Evet, çok büyük bir kaynak israfı bu uygulama. Yıllarını vererek Tıp Fakültelerinde okumuş ve akademik kariyer yapmış alanında kalp profesörü olmuş veya Mühendislik Fakültelerinde okumuş, akademik kariyer yapmış elektronik mühendisliği bölümünde profesör olmuş birisi kürsüsünde bulunup öğrenci yetiştireceği yerde, bilimsel araştırma için projelerde çalışacağı yerde mevcut kadroda çalışabilecek idari personel olmasına rağmen idari makamlarda görevlendiriliyor. Derslere giremediği için yerine derse girecek dışarıdan parayla öğretim elemanı alınıyor. Yetişen bu profesörlerin yıllardır gerek ailelerinin, kendilerinin, gerekse devletin harcadığı paralara yazık değil mi? yıllarını vererek idari kadrolarda çalışıp kendini yetiştirdikten sonra bir paçavra gibi bir kenara atılarak, bir kardiyoloji profesörü veya bir elektronik profesörü bu işi senden daha iyi yapar, idari konularda senden daha zeki deyip bu makama onu getirmesi çift taraflı olarak kaynak israfı değil mi? İdari personele karşı hakaret ve aşağılama değil mi? İnsanlar arasında ayırım yapma, sınıf farkı yaratma değil midir?

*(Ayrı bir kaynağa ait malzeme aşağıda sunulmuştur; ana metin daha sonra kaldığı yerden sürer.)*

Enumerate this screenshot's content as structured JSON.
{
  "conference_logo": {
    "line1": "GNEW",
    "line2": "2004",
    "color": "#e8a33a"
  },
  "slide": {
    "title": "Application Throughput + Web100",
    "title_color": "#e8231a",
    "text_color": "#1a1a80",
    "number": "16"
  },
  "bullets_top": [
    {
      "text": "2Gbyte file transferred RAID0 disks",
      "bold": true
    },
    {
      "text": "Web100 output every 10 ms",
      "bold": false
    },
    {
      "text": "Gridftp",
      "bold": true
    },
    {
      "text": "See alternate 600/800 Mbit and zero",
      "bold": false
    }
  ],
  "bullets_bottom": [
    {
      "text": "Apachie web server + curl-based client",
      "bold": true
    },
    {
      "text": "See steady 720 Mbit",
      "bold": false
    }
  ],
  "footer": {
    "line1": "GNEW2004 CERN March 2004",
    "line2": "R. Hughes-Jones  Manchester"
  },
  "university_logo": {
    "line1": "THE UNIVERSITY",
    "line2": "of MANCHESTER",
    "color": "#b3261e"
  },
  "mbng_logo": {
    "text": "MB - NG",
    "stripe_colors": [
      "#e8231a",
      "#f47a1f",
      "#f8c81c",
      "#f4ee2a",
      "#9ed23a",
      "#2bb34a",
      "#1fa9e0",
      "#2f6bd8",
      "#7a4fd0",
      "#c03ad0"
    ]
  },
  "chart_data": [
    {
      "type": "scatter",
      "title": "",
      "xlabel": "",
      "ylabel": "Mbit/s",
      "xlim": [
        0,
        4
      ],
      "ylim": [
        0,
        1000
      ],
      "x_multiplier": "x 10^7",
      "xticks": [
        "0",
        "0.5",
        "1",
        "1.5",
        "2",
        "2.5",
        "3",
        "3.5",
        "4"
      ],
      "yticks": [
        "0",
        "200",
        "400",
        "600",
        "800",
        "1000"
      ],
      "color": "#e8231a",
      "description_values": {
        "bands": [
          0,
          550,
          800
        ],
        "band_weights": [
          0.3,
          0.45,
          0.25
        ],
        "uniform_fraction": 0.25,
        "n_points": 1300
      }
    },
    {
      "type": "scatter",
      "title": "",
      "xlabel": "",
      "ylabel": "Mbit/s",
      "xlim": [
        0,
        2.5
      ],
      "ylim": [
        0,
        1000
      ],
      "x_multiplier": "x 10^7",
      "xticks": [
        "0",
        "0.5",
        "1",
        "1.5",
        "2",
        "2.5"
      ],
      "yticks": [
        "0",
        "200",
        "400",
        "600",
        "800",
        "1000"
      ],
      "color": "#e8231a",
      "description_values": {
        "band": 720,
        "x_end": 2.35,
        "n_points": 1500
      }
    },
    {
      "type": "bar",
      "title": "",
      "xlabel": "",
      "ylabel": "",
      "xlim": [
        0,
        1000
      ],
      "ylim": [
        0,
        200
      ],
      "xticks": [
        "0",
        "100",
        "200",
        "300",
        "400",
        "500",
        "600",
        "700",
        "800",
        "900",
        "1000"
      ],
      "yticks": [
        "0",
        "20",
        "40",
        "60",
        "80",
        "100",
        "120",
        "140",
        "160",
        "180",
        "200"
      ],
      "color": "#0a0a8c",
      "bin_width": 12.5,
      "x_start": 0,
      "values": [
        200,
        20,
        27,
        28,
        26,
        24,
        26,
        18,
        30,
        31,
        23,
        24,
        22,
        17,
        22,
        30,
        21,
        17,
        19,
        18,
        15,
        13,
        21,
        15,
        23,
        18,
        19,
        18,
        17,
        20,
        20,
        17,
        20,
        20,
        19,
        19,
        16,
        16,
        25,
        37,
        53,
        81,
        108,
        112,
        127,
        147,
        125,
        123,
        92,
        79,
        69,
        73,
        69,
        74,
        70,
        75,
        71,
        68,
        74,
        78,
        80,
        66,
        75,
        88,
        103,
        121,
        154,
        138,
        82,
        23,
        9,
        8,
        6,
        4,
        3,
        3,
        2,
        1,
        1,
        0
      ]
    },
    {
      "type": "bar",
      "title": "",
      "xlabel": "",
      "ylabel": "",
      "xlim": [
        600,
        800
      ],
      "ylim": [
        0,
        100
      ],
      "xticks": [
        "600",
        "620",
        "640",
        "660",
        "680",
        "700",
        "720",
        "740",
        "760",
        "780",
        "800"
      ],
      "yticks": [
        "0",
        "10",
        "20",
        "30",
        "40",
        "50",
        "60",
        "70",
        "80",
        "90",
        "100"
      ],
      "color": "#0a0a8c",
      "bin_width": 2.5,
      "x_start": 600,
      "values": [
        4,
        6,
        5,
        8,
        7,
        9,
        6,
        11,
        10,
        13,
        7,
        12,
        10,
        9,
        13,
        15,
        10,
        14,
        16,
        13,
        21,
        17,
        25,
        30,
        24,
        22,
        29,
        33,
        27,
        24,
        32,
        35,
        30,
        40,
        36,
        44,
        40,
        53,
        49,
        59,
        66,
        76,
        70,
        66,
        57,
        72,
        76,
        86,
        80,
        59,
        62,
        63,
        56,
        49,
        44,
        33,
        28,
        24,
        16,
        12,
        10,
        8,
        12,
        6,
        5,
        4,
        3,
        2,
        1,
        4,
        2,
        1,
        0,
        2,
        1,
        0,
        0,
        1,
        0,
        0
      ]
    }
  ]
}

Bunları üniversite kamuoyunda tartışmaya açıyorum. Tartışalım ki doğruyu bulalım. Kendi sistemimizi kendimiz dünya standartlarında belki de daha üstünde kuralım. Bizler bunu beceremezsek birileri gelir sistemini ortaya koyar ve bunu uygulayacaksın der. Bizler de kuzu kuzu buna uyarız. Başta biraz söyleniriz ama sonradan alışır ve böyle gelmiş böyle gider diyerek düzene uyarız.
Hayır, artık böyle yapmayalım. Uyanalım. Tartışmaya başlayalım ve en iyisini bularak uygulanması için yukarılara baskı yapalım. Bunları yaparken 30-40 yıl öncesinin kısır siyasi söylemleri ile değil, akılcı ve uygulanabilir pratik yöntemler bulalım.